Testing this may prove futile. You wont see the problem until you deliver the product.

Observe FP rule number 1: Never use an if(something==something) comparison. And rule number two IMO would have to do with ascii to fp or fp to ascii (printf, scanf, etc). There are more accuracy and bug problems there than in the hardware.

With each new generation of hardware (density) the affects from the sun are more apparent. We already have problems with SEU's on the planets surface, so independent of floating point calculations, you will have problems (few vendors have bothered to care, so expect crashes more often with new hardware).

By consuming enormous amounts of logic the fpu is likely to be a very fast (a single clock cycle). Not any slower than an integer alu. Do not confuse this with modern fpus being as simple as alus, fpus are expensive. (alus likewise consume more logic for multiply and divide to get that down to one clock cycle but its not nearly as big as the fpu).

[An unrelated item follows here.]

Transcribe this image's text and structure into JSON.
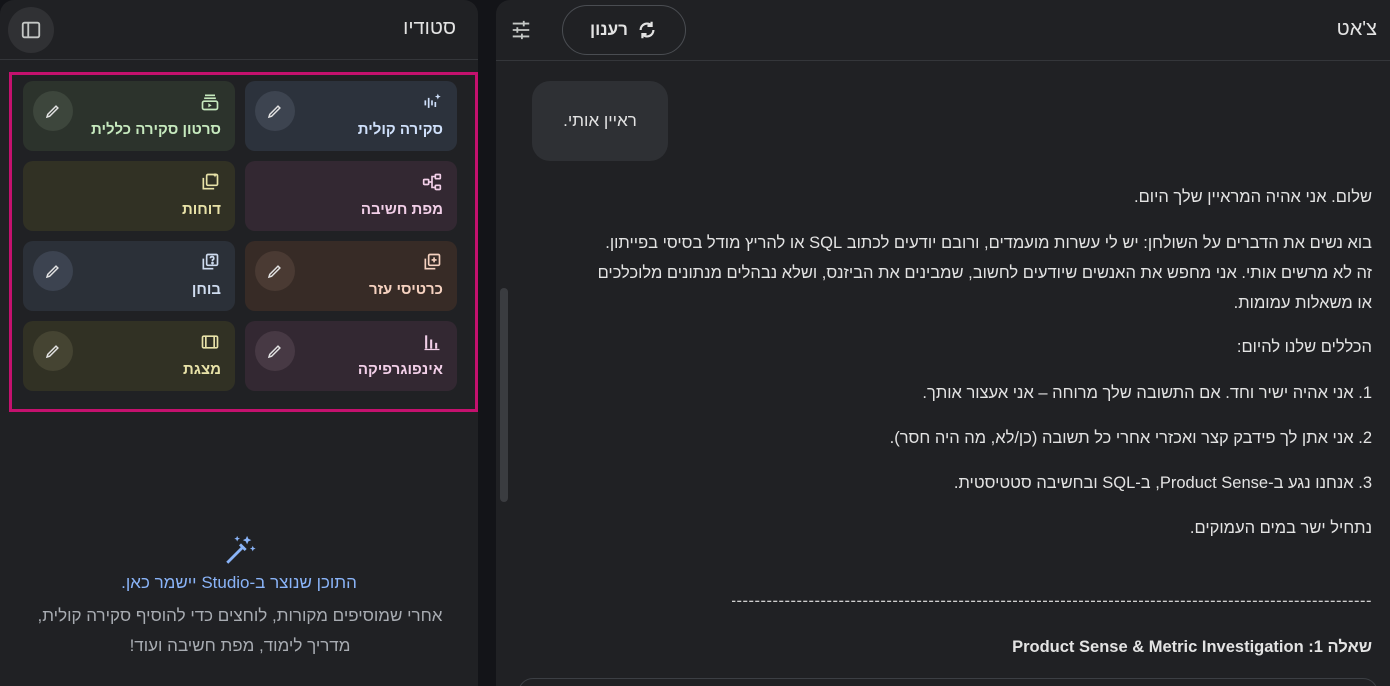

Keep to the simple rules above, study floating point a bit more, understand the warts and traps that go with it. You may want to check for infinity or nans periodically. Your problems are more likely to be found in the compiler and operating system than the hardware (in general not just fp math). Modern hardware (and software) is, these days, by definition full of bugs, so just try to be less buggy than what your software runs on.